Apesar dos enclaves enfrentados por causa do controle israelense, os governos palestinos e os moradores desempenharam iniciativas comunitárias para evitar a propagação do vírus nas províncias palestinas e fornecer amparo aos mais vulneráveis economicamente, com ações que visam a contenção da COVID-19, isolamento, controle e solidariedade. As instituições da Província de Nablus lançaram uma campanha para arrecadar fundos em prol de enfrentar o Coronavírus. Assim, doações foram incentivadas para garantir o tratamento dos infectados e ajudar as famílias com renda insuficiente. A AP lançou o Plano Nacional de Resposta a COVID-19, que delineou as medidas estratégicas de vários setores-chave, incluindo saúde, economia e proteção social para conter o surto. A prefeitura de Nablus enviou para os cidadãos 15 toneladas de frutas e hortaliças. O noivo, Youssef Abu Zneid, de 23 anos, do campo de refugiados de Shuafat, em Jerusalém Oriental, cancelou sua cerimônia de casamento marcada para o dia 14 de março de 2020, depois do surto de COVID-19 se alastrar pela Cisjordânia. Abu Zneid doou a alimentação da festa para o Comitê De Belém, Zakat, para ocorrer a distribuição para os moradores em quarentena na cidade. A cidade palestina, Hebron, também deu amparo à população, enviando um comboio de alimentos e ajuda médica para Belém, por meio de ações realizadas na Câmara de Comércio e Indústria. Aghwar Shamaliyah despachou no território outro comboio carregado de vegetais e leguminosas.
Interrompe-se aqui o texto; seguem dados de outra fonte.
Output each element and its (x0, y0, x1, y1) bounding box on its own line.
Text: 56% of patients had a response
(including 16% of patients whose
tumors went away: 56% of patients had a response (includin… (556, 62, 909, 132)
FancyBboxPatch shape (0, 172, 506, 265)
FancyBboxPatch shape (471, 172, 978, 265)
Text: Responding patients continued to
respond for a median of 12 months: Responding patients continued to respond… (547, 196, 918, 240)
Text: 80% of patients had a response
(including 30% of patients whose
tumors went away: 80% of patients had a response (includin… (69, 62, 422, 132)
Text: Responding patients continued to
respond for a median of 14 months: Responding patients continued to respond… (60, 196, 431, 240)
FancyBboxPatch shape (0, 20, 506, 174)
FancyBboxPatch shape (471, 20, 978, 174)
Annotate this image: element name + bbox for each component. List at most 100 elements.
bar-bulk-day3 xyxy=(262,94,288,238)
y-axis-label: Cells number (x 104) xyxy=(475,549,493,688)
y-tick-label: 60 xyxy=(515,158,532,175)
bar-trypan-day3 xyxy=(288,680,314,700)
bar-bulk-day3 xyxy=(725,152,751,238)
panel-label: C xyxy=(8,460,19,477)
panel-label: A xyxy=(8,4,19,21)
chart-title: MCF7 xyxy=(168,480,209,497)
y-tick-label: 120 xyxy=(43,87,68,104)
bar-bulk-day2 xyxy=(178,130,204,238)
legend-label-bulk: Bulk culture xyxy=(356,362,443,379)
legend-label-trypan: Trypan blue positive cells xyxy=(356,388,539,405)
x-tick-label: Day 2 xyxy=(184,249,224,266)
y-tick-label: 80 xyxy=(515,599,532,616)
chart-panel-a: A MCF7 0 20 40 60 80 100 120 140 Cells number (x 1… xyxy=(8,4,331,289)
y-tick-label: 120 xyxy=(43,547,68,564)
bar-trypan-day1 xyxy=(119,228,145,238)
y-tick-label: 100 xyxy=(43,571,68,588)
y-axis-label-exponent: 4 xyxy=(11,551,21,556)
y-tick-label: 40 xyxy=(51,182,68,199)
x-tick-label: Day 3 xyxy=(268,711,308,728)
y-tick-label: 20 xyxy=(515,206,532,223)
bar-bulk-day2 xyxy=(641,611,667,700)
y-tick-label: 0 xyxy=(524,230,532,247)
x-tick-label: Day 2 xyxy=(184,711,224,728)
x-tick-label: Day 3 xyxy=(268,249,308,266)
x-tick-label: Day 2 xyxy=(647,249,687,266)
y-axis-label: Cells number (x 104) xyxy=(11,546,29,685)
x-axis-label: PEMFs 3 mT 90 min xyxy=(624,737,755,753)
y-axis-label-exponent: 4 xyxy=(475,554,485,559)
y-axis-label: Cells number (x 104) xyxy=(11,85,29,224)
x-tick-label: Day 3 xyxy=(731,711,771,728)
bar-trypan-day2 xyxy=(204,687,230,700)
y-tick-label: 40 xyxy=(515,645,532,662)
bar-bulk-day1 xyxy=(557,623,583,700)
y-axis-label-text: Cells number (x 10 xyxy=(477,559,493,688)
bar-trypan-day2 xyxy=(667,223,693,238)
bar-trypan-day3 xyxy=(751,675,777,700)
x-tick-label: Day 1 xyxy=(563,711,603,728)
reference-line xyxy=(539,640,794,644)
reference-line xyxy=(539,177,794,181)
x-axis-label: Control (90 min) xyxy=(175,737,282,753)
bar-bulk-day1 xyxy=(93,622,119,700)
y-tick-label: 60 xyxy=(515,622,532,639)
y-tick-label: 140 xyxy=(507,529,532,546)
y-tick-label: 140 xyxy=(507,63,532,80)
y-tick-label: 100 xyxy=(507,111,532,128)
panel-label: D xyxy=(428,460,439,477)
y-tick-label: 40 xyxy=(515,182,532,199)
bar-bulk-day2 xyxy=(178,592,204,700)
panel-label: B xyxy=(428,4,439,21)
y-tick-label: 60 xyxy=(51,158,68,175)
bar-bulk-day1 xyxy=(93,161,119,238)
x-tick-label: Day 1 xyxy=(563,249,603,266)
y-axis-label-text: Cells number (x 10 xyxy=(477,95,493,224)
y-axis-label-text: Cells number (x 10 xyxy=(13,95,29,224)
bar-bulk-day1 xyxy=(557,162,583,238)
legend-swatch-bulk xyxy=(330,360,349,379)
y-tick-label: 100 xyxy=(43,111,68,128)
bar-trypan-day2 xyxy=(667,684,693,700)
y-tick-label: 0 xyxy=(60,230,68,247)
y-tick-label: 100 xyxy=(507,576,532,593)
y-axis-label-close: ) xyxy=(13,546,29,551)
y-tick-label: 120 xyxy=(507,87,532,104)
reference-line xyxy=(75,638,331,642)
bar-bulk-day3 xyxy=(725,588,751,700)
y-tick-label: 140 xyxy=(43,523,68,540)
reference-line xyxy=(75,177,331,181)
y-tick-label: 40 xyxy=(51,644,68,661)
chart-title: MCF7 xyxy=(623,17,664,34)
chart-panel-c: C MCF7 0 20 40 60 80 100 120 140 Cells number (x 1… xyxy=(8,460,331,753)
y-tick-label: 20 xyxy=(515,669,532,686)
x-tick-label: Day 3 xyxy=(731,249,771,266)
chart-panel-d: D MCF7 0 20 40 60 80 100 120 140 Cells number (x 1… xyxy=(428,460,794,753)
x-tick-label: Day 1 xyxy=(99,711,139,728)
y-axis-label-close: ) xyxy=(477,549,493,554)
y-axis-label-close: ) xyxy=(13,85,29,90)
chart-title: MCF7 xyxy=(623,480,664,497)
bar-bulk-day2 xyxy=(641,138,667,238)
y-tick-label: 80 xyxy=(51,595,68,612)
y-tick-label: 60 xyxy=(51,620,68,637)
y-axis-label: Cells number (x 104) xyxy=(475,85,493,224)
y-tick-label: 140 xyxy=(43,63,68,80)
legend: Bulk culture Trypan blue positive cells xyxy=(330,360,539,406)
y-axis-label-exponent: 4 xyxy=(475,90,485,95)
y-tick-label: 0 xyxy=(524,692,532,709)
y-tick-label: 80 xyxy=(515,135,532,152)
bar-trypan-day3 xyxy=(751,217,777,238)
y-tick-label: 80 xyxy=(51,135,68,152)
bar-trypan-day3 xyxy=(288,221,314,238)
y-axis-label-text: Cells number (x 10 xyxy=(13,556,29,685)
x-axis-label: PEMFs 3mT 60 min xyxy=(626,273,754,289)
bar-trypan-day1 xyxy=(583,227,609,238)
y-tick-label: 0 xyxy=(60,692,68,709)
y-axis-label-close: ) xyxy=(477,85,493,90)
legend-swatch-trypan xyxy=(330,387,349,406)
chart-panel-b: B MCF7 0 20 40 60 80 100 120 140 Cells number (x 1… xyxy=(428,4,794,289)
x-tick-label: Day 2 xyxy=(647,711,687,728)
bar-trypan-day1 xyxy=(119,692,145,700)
Ao decorrer do ano passado e até o momento, o Ministério do Interior, administrado pelo Hamas, impôs diversos lockdowns em toda a Faixa de Gaza devido ao aumento do número de infecções pela COVID-19. Durante os eventos, apenas serviços essenciais permaneceram abertos. A estratégia de lockdown também fez parte do planejamento implantado na Cisjordânia; O Primeiro-Ministro da Palestina, Mohammad Shtayyeh, também emitiu uma série de ordens, incluindo o fechamento de institutos educacionais e proibição de circulação de palestinos em cidades palestinas (exceto para os trabalhadores da saúde).